Question écrite n° 15530 de M. Jean-Paul Fournier (Gard - UMP)

publiée dans le JO Sénat du 02/04/2015 - page 726

M. Jean-Paul Fournier attire l'attention de M. le ministre de l'agriculture, de l'agroalimentaire et de la forêt, porte-parole du Gouvernement sur les difficultés rencontrées par les amateurs de colombiculture dans la pratique de leur loisir.

L'élevage amateur de pigeons de race consiste à élever et à sélectionner des spécimens par le biais d'expositions qui permettent l'évolution ou encore la promotion de différentes races de pigeons. Or de nombreuses expositions sont interdites en France en raison de l'application stricte de dispositions de l'arrêté du 24 janvier 2008 relatif au risque épizootique de l'influenza aviaire et au dispositif de surveillance et de prévention chez les oiseaux détenus en captivité. Par conséquent, et dans la mesure où les expositions constituent le cœur même de l'activité des éleveurs amateurs, la colombiculture ne survivrait pas à plusieurs années consécutives d'interdictions.

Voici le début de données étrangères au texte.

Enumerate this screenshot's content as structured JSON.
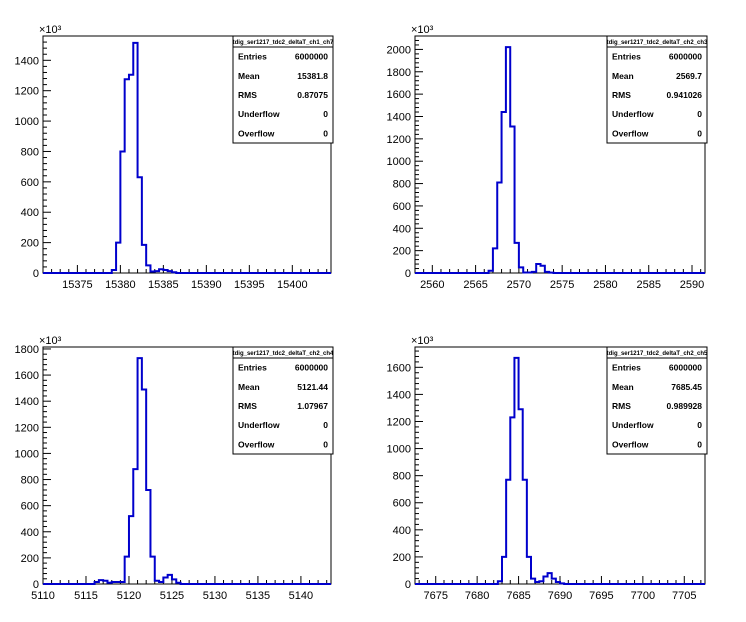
{
  "chart_data": [
    {
      "type": "histogram",
      "title": "tdig_ser1217_tdc2_deltaT_ch1_ch7",
      "xlim": [
        15371,
        15404.5
      ],
      "ylim": [
        0,
        1560
      ],
      "y_multiplier_label": "×10³",
      "xticks": [
        15375,
        15380,
        15385,
        15390,
        15395,
        15400
      ],
      "yticks": [
        0,
        200,
        400,
        600,
        800,
        1000,
        1200,
        1400
      ],
      "bin_edges": [
        15371,
        15379,
        15379.5,
        15380,
        15380.5,
        15381,
        15381.5,
        15382,
        15382.5,
        15383,
        15383.5,
        15384,
        15384.5,
        15385,
        15385.5,
        15386,
        15386.5,
        15404.5
      ],
      "values": [
        0,
        20,
        200,
        800,
        1275,
        1305,
        1515,
        630,
        185,
        50,
        10,
        12,
        25,
        20,
        12,
        5,
        0
      ],
      "stats": [
        {
          "label": "Entries",
          "value": "6000000"
        },
        {
          "label": "Mean",
          "value": "15381.8"
        },
        {
          "label": "RMS",
          "value": "0.87075"
        },
        {
          "label": "Underflow",
          "value": "0"
        },
        {
          "label": "Overflow",
          "value": "0"
        }
      ]
    },
    {
      "type": "histogram",
      "title": "tdig_ser1217_tdc2_deltaT_ch2_ch3",
      "xlim": [
        2558,
        2591.5
      ],
      "ylim": [
        0,
        2120
      ],
      "y_multiplier_label": "×10³",
      "xticks": [
        2560,
        2565,
        2570,
        2575,
        2580,
        2585,
        2590
      ],
      "yticks": [
        0,
        200,
        400,
        600,
        800,
        1000,
        1200,
        1400,
        1600,
        1800,
        2000
      ],
      "bin_edges": [
        2558,
        2566.5,
        2567,
        2567.5,
        2568,
        2568.5,
        2569,
        2569.5,
        2570,
        2570.5,
        2571,
        2571.5,
        2572,
        2572.5,
        2573,
        2573.5,
        2574,
        2574.5,
        2591.5
      ],
      "values": [
        0,
        20,
        220,
        810,
        1440,
        2020,
        1310,
        270,
        50,
        5,
        5,
        10,
        80,
        65,
        10,
        3,
        0,
        0
      ],
      "stats": [
        {
          "label": "Entries",
          "value": "6000000"
        },
        {
          "label": "Mean",
          "value": "2569.7"
        },
        {
          "label": "RMS",
          "value": "0.941026"
        },
        {
          "label": "Underflow",
          "value": "0"
        },
        {
          "label": "Overflow",
          "value": "0"
        }
      ]
    },
    {
      "type": "histogram",
      "title": "tdig_ser1217_tdc2_deltaT_ch2_ch4",
      "xlim": [
        5110,
        5143.5
      ],
      "ylim": [
        0,
        1815
      ],
      "y_multiplier_label": "×10³",
      "xticks": [
        5110,
        5115,
        5120,
        5125,
        5130,
        5135,
        5140
      ],
      "yticks": [
        0,
        200,
        400,
        600,
        800,
        1000,
        1200,
        1400,
        1600,
        1800
      ],
      "bin_edges": [
        5110,
        5116,
        5116.5,
        5117,
        5117.5,
        5118,
        5119.5,
        5120,
        5120.5,
        5121,
        5121.5,
        5122,
        5122.5,
        5123,
        5123.5,
        5124,
        5124.5,
        5125,
        5125.5,
        5126,
        5143.5
      ],
      "values": [
        0,
        15,
        30,
        25,
        10,
        15,
        210,
        520,
        880,
        1730,
        1490,
        720,
        210,
        25,
        15,
        50,
        70,
        35,
        10,
        0
      ],
      "stats": [
        {
          "label": "Entries",
          "value": "6000000"
        },
        {
          "label": "Mean",
          "value": "5121.44"
        },
        {
          "label": "RMS",
          "value": "1.07967"
        },
        {
          "label": "Underflow",
          "value": "0"
        },
        {
          "label": "Overflow",
          "value": "0"
        }
      ]
    },
    {
      "type": "histogram",
      "title": "tdig_ser1217_tdc2_deltaT_ch2_ch5",
      "xlim": [
        7672.5,
        7707.5
      ],
      "ylim": [
        0,
        1750
      ],
      "y_multiplier_label": "×10³",
      "xticks": [
        7675,
        7680,
        7685,
        7690,
        7695,
        7700,
        7705
      ],
      "yticks": [
        0,
        200,
        400,
        600,
        800,
        1000,
        1200,
        1400,
        1600
      ],
      "bin_edges": [
        7672.5,
        7682.5,
        7683,
        7683.5,
        7684,
        7684.5,
        7685,
        7685.5,
        7686,
        7686.5,
        7687,
        7687.5,
        7688,
        7688.5,
        7689,
        7689.5,
        7690,
        7690.5,
        7707.5
      ],
      "values": [
        0,
        20,
        200,
        770,
        1230,
        1670,
        1290,
        770,
        200,
        40,
        15,
        20,
        55,
        80,
        40,
        15,
        5,
        0
      ],
      "stats": [
        {
          "label": "Entries",
          "value": "6000000"
        },
        {
          "label": "Mean",
          "value": "7685.45"
        },
        {
          "label": "RMS",
          "value": "0.989928"
        },
        {
          "label": "Underflow",
          "value": "0"
        },
        {
          "label": "Overflow",
          "value": "0"
        }
      ]
    }
  ],
  "colors": {
    "line": "#0000cc",
    "axis": "#000000",
    "background": "#ffffff"
  }
}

Si des mesures préventives de santé publique ne sauraient être remises en cause, l'application de ces dispositions est jugée un peu excessive dans le domaine des pigeons de race qui sont élevés de façon systématique en volière et ne sont donc jamais en contact avec l'avifaune sauvage. Il lui demande donc de bien vouloir lui indiquer les mesures qu'il entend prendre pour soutenir les éleveurs amateurs dans la pratique de leur loisir.



Réponse du Ministère de l'agriculture, de l'agroalimentaire et de la forêt

publiée dans le JO Sénat du 11/06/2015 - page 1385

Durant l'hiver 2014-2015, des cas d'influenza aviaire dans la faune sauvage, notamment en Allemagne, ainsi que des foyers dans les élevages en Europe, ont été mis en évidence. Au regard de cette situation, le niveau de risque épizootique d'influenza aviaire hautement pathogène (IAHP) a été qualifié de modéré, par arrêté ministériel en date du 27 novembre 2014. En application de l'arrêté du 24 janvier 2008 relatif aux niveaux du risque épizootique en raison de l'infection de l'avifaune par un virus IAHP et au dispositif de surveillance et de prévention chez les oiseaux détenus en captivité, des mesures de surveillance et de prévention ont été mises en œuvre dès le 4 décembre 2014. Interdisant ou limitant notamment les rassemblements d'oiseaux, ces mesures visaient la protection de l'ensemble des élevages français d'une contamination par les oiseaux sauvages. Ainsi, aucun cas d'IAHP n'a été mis en évidence en France au cours de l'hiver 2014-2015, malgré la circulation virale démontrée en Europe. Dans ce contexte favorable, l'agence nationale de sécurité sanitaire de l'alimentation, de l'environnement et du travail (Anses) a émis le 7 mai dernier un avis scientifique relatif à l'évolution du niveau de risque d'infection par l'IAHP H5N8 des oiseaux détenus en captivité sur le territoire métropolitain à partir des oiseaux sauvages, dont la conclusion est que le niveau de risque peut être qualifié de négligeable. En conséquence, le niveau de risque en matière d'IAHP est qualifié de négligeable, par arrêté ministériel du 12 mai 2015. Les mesures d'interdiction relatives aux rassemblements de pigeons sont donc levées à partir de cette date. Par ailleurs, certaines mesures prévues dans l'arrêté du 24 janvier 2008 pourraient être revues à la lumière du retour d'expérience de l'hiver 2014-2015.